There had been no mention yet of the Sandy Hook School shootings by Bishop Murray, who was assisting Father O’Leary until he is feeling a little better. But he concluded his homily, by slowing down his words and deliberately pronouncing these words directly to the congregation. I felt it was as though he knew he had to address the amount of grief held in the hearts and faces before him.

I cannot quote directly, but this is what my heart heard.

“In the fifty-three years of ministry I have performed and the 80 years I have taken breath after breath, I can tell you this. I know for certain that God is very especially present with individuals undergoing hardships of any kind and that God was and is most present to the victims and family survivors and officials dealing with the vast horrors of this immense and immeasurable tragedy.

I believe that.

I am still on the brink — in the moment of pain. There are an infinite number of beaches around the world, I suppose, but today, there is not enough sand to hide my head in. I know what’s going on. But then again, I don’t know anything, really.

I’m also choosing to believe in another line Chodrin writes in Falling Apart.

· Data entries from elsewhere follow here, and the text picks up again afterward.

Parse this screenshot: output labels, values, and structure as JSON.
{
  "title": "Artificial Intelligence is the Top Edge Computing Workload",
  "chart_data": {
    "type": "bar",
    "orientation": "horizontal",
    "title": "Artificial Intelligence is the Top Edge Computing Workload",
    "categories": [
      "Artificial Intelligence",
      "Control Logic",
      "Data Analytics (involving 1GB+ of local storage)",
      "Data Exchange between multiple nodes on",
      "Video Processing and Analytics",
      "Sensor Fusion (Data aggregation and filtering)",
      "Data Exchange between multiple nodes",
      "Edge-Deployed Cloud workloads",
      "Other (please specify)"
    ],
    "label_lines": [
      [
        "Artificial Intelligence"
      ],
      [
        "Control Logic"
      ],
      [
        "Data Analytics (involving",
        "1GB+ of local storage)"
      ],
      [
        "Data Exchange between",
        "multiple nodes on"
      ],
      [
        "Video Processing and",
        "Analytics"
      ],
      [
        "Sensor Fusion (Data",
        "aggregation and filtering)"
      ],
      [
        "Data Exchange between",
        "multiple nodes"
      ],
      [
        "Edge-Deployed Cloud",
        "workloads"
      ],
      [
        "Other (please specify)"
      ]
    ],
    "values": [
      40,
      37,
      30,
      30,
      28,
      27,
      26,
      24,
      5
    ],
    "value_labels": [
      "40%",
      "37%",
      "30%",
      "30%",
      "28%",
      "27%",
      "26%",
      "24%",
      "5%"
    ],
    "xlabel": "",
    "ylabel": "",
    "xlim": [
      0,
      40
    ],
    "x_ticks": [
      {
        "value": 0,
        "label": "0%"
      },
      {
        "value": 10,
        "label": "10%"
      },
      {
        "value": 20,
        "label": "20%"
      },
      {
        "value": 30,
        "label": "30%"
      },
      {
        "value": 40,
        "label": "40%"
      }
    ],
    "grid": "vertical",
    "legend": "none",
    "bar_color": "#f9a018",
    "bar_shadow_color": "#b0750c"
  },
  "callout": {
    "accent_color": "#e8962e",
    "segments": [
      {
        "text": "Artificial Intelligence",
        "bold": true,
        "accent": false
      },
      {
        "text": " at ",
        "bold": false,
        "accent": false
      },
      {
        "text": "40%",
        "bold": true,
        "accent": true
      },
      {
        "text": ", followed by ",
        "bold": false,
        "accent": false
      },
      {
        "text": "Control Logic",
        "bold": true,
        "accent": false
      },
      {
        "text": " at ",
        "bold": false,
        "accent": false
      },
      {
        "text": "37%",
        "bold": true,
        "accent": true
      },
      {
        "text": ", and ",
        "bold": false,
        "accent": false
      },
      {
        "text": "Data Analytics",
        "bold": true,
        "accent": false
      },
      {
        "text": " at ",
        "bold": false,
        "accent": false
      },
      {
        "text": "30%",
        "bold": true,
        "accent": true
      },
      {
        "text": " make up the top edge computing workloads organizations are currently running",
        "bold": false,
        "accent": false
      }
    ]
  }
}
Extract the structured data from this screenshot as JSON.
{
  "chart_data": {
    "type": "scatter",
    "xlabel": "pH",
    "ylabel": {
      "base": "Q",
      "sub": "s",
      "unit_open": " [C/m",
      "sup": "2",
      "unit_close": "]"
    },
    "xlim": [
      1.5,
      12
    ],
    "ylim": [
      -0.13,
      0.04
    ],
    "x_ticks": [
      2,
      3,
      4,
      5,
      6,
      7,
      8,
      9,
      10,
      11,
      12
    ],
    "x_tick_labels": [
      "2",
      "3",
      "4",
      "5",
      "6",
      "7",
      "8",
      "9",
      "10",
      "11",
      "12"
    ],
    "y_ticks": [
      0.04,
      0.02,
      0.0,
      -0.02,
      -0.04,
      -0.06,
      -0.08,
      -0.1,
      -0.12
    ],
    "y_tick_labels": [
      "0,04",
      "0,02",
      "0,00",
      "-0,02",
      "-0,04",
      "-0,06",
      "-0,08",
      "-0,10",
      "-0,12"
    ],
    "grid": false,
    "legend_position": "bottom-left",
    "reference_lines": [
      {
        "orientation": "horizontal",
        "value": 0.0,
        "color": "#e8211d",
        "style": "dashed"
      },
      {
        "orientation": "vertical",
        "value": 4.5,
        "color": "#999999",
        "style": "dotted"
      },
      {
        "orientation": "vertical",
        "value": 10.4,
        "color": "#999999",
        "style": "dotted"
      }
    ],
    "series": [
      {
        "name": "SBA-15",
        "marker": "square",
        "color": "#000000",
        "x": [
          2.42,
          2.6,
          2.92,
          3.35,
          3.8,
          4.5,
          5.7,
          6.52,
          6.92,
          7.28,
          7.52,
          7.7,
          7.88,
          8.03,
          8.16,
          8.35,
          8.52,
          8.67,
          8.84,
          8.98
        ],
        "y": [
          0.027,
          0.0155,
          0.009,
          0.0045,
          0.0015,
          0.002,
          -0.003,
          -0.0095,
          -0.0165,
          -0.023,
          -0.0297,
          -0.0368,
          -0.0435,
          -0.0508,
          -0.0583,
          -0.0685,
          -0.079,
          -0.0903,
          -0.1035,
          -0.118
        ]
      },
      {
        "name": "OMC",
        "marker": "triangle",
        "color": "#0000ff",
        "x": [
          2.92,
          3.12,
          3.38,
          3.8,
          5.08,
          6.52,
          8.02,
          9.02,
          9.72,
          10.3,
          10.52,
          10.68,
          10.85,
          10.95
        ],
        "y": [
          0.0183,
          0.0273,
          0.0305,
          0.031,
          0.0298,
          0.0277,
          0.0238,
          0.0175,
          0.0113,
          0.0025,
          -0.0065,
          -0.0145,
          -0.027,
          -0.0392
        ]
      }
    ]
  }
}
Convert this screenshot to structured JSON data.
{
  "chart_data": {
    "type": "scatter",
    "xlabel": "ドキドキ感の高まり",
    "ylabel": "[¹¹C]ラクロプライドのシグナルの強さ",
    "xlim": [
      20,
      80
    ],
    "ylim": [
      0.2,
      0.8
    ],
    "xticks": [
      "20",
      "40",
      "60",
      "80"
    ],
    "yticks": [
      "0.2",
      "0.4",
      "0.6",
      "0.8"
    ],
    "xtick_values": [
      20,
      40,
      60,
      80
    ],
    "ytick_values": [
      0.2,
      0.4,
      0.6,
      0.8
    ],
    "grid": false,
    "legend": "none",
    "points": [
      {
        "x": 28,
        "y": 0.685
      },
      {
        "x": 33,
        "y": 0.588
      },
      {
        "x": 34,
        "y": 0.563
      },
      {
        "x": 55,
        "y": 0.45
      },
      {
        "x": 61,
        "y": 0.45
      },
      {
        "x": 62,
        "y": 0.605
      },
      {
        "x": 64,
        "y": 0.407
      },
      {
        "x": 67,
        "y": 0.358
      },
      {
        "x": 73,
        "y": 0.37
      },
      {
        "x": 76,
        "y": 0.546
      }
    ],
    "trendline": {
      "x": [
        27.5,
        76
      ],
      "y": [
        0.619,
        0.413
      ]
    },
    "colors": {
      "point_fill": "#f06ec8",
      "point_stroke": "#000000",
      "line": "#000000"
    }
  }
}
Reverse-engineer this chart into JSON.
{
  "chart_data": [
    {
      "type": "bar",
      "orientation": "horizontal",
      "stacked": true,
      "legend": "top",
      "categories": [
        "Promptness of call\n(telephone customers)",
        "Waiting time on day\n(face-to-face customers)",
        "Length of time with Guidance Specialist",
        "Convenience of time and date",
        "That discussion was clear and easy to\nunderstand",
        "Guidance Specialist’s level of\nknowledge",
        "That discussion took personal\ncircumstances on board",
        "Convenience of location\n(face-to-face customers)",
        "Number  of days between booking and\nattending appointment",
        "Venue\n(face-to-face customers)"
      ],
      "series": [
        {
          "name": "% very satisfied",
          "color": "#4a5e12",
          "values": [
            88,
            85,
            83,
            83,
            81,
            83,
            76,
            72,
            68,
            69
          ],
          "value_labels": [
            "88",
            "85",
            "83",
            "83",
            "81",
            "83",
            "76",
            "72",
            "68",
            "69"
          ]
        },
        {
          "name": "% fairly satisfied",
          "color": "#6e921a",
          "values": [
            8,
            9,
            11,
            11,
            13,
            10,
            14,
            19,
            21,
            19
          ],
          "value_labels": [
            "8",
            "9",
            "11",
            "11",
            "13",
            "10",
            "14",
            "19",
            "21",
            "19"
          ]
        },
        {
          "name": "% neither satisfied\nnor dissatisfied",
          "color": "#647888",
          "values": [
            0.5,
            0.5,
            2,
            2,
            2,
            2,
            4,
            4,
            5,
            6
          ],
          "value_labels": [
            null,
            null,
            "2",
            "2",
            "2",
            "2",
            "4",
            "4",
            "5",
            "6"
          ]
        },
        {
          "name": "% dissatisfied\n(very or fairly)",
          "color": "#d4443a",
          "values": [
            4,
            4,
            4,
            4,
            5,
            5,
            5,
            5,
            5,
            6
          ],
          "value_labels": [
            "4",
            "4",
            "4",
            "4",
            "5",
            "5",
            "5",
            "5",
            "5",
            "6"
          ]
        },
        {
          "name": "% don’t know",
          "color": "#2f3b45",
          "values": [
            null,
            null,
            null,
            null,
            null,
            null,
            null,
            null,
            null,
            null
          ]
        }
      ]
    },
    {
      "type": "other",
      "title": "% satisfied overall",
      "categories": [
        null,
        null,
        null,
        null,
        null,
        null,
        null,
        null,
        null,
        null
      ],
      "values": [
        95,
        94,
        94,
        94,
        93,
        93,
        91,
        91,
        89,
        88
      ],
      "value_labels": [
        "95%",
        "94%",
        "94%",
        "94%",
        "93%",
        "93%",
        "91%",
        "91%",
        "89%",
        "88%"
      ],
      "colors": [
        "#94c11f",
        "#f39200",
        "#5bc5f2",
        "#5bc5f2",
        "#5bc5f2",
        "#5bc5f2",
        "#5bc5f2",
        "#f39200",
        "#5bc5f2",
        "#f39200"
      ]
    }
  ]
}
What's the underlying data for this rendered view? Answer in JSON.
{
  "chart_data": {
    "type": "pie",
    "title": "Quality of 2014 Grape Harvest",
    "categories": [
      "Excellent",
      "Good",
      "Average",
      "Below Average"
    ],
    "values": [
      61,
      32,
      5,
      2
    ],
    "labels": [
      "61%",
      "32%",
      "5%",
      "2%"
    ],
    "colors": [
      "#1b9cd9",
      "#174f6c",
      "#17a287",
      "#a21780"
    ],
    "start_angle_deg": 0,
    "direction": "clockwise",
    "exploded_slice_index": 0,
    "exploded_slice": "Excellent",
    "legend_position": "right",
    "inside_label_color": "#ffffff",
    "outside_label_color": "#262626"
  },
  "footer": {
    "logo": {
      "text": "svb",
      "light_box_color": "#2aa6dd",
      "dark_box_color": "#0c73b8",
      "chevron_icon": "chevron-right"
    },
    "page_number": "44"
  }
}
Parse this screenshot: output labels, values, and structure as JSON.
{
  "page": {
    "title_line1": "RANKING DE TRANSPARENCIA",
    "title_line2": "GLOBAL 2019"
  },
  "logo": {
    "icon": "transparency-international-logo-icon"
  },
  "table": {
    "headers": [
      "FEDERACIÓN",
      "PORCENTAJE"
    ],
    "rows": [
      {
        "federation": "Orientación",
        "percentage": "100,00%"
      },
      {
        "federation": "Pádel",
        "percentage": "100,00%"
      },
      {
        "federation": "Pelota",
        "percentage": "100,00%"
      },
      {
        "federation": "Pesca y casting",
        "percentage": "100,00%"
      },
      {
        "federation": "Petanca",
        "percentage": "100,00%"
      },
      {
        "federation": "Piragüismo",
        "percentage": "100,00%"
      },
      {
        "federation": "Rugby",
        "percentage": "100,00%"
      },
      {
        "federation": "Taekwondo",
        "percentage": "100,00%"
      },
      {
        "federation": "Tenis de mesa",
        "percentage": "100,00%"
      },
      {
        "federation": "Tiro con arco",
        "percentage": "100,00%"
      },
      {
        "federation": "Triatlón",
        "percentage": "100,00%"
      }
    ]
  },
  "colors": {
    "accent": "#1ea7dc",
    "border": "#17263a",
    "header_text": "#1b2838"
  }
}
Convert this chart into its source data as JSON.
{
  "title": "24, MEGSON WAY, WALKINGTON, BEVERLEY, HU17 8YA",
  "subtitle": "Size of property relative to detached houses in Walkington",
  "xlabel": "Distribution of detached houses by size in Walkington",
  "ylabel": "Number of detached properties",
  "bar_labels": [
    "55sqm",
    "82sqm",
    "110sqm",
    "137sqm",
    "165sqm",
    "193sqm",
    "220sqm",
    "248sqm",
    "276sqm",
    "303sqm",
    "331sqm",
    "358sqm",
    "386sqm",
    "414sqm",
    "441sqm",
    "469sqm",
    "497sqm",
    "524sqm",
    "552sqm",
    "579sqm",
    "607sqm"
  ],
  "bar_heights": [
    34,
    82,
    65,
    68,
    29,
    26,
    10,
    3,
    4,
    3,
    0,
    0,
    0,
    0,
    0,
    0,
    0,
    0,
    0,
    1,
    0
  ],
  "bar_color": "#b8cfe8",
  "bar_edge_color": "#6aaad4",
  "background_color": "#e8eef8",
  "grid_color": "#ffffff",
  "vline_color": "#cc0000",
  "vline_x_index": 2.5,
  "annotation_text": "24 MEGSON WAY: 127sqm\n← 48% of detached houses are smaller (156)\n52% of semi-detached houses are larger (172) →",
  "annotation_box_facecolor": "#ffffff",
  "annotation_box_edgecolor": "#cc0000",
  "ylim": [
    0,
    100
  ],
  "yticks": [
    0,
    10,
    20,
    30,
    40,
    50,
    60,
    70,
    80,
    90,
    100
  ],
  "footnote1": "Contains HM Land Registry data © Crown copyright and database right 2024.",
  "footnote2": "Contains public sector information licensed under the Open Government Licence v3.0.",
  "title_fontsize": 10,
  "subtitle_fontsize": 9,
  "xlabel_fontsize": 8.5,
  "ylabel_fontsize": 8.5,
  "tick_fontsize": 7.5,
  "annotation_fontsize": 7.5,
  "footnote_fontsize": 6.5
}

“Right now — in the very instant of groundlessness — is the seed of taking care of those who need our care and of discovering our goodness.”

That, I can do and I commit to doing it. Perhaps that will help in overcoming the dueling-banjos of both a headache and stomach murmur.

…..”main point is that we all need to be reminded and encouraged to relax with whatever arises and bring whatever we encounter to the path.” Pema Chodron’s words, not mine.

I will need practice to arrive at peace with that.